The bank's parent company, First Mariner Bancorp, filed for bankruptcy-law protection in February after years of trying to rebound from soured residential mortgages. The bank itself wasn't in bankruptcy, but it was auctioned off as the major asset to repay creditors.

The auction was high-finance drama. Hanging in the balance was whether Baltimore would have a bank based here that has at least $1 billion in assets or whether the headquarters would move north to Allentown, Pa. 1st Mariner is the last large Baltimore bank after a long string of acquisitions by out-of-state players.

The Priam-led investor group, organized under the name RKJS Bank, bid $150,000 more than National Penn on Thursday under the complex rules of the auction. But First Mariner named National Penn the winner — later describing its offer as a surer bet.

RKJS officials said in court that they asked to increase their bid but weren't permitted to do so on Thursday. Over the weekend, they offered to raise their payment by $4 million.
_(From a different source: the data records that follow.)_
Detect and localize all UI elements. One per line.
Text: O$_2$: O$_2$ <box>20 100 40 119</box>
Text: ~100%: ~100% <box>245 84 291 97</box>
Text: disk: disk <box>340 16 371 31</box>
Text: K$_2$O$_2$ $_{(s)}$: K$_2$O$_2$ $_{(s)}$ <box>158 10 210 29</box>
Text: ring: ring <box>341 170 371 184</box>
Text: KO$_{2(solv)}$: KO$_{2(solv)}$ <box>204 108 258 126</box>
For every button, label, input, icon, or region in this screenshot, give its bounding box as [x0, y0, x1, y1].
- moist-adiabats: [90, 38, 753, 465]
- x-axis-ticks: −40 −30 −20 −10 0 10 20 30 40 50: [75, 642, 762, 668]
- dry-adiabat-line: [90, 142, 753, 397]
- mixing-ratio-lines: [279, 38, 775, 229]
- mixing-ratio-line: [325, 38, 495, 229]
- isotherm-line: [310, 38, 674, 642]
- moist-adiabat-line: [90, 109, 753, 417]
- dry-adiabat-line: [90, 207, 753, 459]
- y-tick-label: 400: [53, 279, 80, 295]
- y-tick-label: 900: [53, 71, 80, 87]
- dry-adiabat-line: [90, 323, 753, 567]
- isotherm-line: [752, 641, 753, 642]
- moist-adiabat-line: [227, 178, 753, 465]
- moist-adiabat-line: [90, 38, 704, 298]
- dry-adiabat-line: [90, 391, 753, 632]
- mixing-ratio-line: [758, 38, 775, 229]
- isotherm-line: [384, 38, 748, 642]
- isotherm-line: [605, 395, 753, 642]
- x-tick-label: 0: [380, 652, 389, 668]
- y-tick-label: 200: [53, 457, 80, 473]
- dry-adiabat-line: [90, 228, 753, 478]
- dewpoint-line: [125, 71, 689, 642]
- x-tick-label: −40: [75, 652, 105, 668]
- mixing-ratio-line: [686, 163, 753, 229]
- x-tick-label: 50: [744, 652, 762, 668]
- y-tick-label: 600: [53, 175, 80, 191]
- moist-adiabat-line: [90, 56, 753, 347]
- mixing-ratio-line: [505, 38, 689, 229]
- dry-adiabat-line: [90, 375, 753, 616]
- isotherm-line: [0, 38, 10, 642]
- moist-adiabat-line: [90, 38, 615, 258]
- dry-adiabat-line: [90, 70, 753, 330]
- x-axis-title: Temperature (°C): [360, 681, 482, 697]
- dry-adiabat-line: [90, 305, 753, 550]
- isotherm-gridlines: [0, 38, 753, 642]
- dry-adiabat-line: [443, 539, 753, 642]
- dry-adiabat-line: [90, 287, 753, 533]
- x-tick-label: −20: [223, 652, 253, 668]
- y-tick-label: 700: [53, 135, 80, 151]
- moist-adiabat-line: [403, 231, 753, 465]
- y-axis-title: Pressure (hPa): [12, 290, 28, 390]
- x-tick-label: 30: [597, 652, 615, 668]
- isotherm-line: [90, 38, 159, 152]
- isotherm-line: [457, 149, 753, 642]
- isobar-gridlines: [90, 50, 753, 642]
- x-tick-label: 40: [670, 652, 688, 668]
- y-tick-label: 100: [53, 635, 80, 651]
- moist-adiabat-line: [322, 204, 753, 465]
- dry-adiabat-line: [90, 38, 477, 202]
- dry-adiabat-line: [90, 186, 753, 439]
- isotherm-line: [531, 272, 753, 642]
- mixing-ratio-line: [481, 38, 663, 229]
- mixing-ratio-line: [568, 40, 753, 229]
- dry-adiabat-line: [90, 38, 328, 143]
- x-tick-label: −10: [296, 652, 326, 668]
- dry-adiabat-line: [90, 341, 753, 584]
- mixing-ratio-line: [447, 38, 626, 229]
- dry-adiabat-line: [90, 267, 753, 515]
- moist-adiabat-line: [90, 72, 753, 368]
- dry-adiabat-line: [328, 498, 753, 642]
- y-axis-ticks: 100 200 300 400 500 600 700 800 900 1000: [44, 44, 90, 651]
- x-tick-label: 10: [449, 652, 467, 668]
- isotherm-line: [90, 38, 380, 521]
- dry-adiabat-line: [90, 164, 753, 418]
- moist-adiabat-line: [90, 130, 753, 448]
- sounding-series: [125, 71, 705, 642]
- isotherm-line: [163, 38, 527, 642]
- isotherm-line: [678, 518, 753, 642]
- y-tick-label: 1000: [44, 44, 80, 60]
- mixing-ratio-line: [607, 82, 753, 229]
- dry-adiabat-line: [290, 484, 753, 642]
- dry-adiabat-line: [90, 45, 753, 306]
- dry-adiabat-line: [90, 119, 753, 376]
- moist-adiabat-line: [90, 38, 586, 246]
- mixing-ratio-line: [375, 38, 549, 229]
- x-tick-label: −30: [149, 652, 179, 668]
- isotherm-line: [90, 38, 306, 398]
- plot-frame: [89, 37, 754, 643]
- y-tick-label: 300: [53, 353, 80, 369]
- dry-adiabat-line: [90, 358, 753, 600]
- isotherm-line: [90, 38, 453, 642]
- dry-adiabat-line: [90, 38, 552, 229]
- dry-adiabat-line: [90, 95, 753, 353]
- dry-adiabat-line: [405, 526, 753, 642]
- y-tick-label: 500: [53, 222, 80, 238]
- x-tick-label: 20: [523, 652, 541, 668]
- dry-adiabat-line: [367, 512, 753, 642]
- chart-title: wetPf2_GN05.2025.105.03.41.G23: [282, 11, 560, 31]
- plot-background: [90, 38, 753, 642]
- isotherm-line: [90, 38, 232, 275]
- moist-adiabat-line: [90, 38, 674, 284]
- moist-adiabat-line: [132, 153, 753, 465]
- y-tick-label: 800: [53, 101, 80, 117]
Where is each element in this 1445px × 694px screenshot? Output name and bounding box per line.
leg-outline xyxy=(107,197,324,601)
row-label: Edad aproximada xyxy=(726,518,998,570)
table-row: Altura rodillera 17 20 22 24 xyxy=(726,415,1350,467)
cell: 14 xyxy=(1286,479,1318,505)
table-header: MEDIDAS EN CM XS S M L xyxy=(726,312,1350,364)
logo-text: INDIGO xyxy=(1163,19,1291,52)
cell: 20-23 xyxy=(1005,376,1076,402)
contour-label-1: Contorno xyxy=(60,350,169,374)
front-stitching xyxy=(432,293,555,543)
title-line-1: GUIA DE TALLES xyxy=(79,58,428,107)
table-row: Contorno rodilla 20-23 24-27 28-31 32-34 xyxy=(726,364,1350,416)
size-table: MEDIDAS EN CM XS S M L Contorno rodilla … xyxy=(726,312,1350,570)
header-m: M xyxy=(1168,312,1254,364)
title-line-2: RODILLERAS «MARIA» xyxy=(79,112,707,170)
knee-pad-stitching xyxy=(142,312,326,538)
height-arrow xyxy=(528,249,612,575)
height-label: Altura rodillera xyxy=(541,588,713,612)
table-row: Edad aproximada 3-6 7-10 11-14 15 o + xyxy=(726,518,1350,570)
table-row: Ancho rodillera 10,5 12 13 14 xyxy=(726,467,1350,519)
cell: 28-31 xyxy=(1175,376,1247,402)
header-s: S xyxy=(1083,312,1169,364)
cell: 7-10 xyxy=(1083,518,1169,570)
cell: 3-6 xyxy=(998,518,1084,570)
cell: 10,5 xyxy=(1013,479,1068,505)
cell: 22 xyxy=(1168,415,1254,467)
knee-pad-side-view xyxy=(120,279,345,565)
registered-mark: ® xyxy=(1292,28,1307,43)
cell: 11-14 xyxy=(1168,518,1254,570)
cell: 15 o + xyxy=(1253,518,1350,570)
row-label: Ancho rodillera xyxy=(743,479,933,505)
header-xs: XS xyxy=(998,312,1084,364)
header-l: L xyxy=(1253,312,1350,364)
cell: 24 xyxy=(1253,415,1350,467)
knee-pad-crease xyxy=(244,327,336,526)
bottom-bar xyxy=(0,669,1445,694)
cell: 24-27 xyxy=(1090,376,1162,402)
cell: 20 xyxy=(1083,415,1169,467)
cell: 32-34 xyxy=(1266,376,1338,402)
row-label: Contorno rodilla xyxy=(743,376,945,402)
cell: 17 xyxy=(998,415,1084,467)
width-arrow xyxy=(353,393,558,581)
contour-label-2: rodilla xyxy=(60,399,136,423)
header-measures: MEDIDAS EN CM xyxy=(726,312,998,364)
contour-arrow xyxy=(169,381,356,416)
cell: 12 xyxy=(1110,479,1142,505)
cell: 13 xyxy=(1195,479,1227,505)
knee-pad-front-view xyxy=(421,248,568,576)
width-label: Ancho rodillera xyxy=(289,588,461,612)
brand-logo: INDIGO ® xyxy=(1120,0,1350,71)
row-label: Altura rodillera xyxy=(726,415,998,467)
Then they filed an objection to keep National Penn from being approved as the purchaser.

Despite the new offer, First Mariner witnesses and an attorney for the official committee of unsecured creditors said in court Monday that they considered National Penn the better pick. They argued that the well-capitalized regional bank would be able to win regulatory approval more quickly — allowing the deal to close and creditors to be paid.

Some voiced concerns that RKJS's deal might fall through for lack of timely approval.

"To us, it's a risk," said Jeffrey Gettleman, the creditors' committee attorney, on Monday. "We would rather go with the institution that has a good likelihood of closing."

But the tide had turned by Tuesday morning. RKJS officials, who say they've been talking to regulators for months and are confident approval will come, discussed their efforts with the creditors' committee. And they offered to make a $3 million deposit — money the creditors would keep even if approvals don't come through.

Gettleman said the deposit — and tweaks to the deal's timeline — were key to assuaging creditors' concerns.

RKJS needs approvals from Maryland regulators and the Federal Deposit Insurance Corp. Mark Kaufman, Maryland's commissioner of financial regulation, said his office began reviewing information about RKJS's proposed deal before the auction.

"Now that RKJS is the successful bidder, we intend to work closely with RKJS, First Mariner, and our federal colleagues in order to recapitalize and revitalize the institution as quickly as possible," he said in a statement. "Having a healthy and strong First Mariner Bank is a good thing for the community."

Brian Casey, a banking consultant based in Towson, said he can understand why the creditors' committee thought a regional bank would be better positioned in the regulatory process. But he doesn't expect problems for RKJS, which promised to infuse the bank with $85 million to $100 million in cash to fix its capitalization woes.

"With the amount of expertise of the local investors and the proposed senior management — who are putting money into it — I don't see that as an issue," he said.

First Mariner Bancorp's creditors won't get all their money back. The company's obligations top $60 million. But the $17.7 million price is a "much better" deal for creditors than the initial bid of just under $4.8 million, Gettleman said.

It's a different matter for shareholders. First Mariner warned at the beginning of the bankruptcy process that the people with company stock would likely get nothing.

The bank's largest shareholder is the man who founded it in 1995, Baltimore businessman Edwin F. Hale Sr. He did not return calls seeking comment Tuesday.